The bill the groups endorsed would require that NSLs issue only when a government official has prepared a statement of specific and articulable facts showing reasonable grounds to believe that records sought with an NSL pertain to a spy, terrorist or other agent of a foreign power. It also retains the requirement in current law that information sought with an NSL also be relevant to an investigation. The Senate version, in contrast, retains the relevance standard, which permits the government to issue the letters to get records about everyone, including those who have no relationship whatsoever to a terrorist or a spy. Under the Senate bill, the issuing agency merely has to satisfy itself that specific facts indicate that the records sought are relevant to an investigation. The requirement in both bills of specific facts showing relevance is new, and marks a slight improvement in the NSL standard. But the real reform is in the House bill, because it requires that the records pertain to a terrorist or spy.

Because the Patriot Act removed the agent of a foreign power requirement for NSLs, two troubling trends have developed. Prior to the Patriot Act, most records sought with NSLs pertained to foreign visitors to the U.S., to undocumented immigrants, and to foreigners abroad. Today, most records sought with NSLs pertain to citizens of the U.S. and to lawful permanent residents. Even more troubling, the Inspector General found that records are being obtained about people who are 2-3 steps removed from the target of the investigation.
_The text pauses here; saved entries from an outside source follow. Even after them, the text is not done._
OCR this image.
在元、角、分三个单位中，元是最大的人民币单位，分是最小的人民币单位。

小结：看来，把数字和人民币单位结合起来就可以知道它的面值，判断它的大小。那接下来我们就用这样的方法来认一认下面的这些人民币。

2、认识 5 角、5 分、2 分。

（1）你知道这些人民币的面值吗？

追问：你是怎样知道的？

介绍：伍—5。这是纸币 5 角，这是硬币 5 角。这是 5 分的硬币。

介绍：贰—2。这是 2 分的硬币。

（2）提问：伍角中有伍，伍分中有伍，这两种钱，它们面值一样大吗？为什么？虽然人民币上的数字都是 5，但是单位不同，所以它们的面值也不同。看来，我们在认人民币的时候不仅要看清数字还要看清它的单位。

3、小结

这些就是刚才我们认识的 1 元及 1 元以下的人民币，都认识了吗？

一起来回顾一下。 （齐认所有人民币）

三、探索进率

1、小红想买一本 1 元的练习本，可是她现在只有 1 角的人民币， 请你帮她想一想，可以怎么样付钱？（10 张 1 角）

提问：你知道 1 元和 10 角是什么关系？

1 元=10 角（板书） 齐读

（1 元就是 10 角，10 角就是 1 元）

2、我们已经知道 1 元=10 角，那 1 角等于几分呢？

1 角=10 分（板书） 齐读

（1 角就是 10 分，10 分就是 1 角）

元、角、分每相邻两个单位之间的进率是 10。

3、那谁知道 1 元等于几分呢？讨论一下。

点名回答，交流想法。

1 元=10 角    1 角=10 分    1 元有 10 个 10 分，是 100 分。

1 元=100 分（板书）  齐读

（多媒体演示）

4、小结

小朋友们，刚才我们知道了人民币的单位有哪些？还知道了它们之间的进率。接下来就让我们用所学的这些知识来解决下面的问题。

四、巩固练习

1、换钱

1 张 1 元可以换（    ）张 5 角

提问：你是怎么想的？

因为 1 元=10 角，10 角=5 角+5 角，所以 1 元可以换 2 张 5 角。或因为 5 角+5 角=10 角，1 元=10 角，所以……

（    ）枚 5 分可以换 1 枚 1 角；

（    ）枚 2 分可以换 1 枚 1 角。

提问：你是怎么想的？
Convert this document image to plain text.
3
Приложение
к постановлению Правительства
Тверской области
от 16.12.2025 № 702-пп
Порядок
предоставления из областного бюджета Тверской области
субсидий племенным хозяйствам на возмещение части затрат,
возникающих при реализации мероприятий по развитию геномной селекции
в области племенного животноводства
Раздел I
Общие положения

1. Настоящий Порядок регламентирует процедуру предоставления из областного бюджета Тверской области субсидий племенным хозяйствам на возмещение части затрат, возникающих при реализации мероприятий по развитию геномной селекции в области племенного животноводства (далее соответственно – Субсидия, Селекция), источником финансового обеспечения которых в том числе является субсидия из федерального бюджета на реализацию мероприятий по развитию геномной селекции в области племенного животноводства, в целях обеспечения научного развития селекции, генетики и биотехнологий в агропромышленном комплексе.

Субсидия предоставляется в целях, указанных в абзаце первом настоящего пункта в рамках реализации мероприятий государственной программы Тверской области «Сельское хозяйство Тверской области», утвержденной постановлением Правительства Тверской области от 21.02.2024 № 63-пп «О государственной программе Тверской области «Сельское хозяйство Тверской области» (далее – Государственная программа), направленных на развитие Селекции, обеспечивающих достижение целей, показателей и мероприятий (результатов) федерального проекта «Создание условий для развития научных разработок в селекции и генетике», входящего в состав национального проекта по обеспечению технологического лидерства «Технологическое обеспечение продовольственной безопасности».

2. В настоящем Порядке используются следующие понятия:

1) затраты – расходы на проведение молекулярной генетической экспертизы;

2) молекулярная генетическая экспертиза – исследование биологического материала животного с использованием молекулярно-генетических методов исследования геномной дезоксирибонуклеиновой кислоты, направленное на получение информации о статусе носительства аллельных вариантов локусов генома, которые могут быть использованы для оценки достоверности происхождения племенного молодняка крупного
A return to the agent of a foreign power standard, as would be required in the House bill, would likely arrest both trends.

The 20 civil liberties groups endorsing the House bill said that it would “help restore checks and balances without blunting surveillance tools that can help keep Americans safe.” They pointed out that the legislation not only raises the standard for issuing in NSLs, but also for pen register and trap and trace orders, which give law enforcement and intelligence agencies real time access to email to/from information and numbers dialed on a telephone.

The organizations also pointed out that the House bill would limit the “sneak and peek” warrants authority – also created in the Patriot Act – to cases where contemporaneous notice of a search would endanger a person or result in evidence tampering, flight from prosecution, or witness intimidation. The bill eliminates the “catch all” provision that would permit the government to delay notice any time contemporaneous notice would damage an investigation. Though justified as an anti-terrorism tool in 2001 when it was adopted, sneak and peek warrants are used overwhelmingly in drug related cases; they have been used in terrorism cases only a handful of times.

One shortcoming of the House bill identified by the civil liberties groups is its failure to include a meaningful fix the Section 215 of the Patriot Act, the “library records provision.” Under this provision, the government can secure a court order that gives it access to “any tangible thing” held by any person or business if facts indicate that the thing sought is relevant to an investigation. The House bill slightly raises the standard, — as does the Senate bill – but neither takes the critically important step of requiring that the records sought pertain to terrorist or spy or other agent of a foreign power, or to someone with ties to such a person.

The House bill is currently on track to be marked up at the House Judiciary Committee on Wednesday, November 4.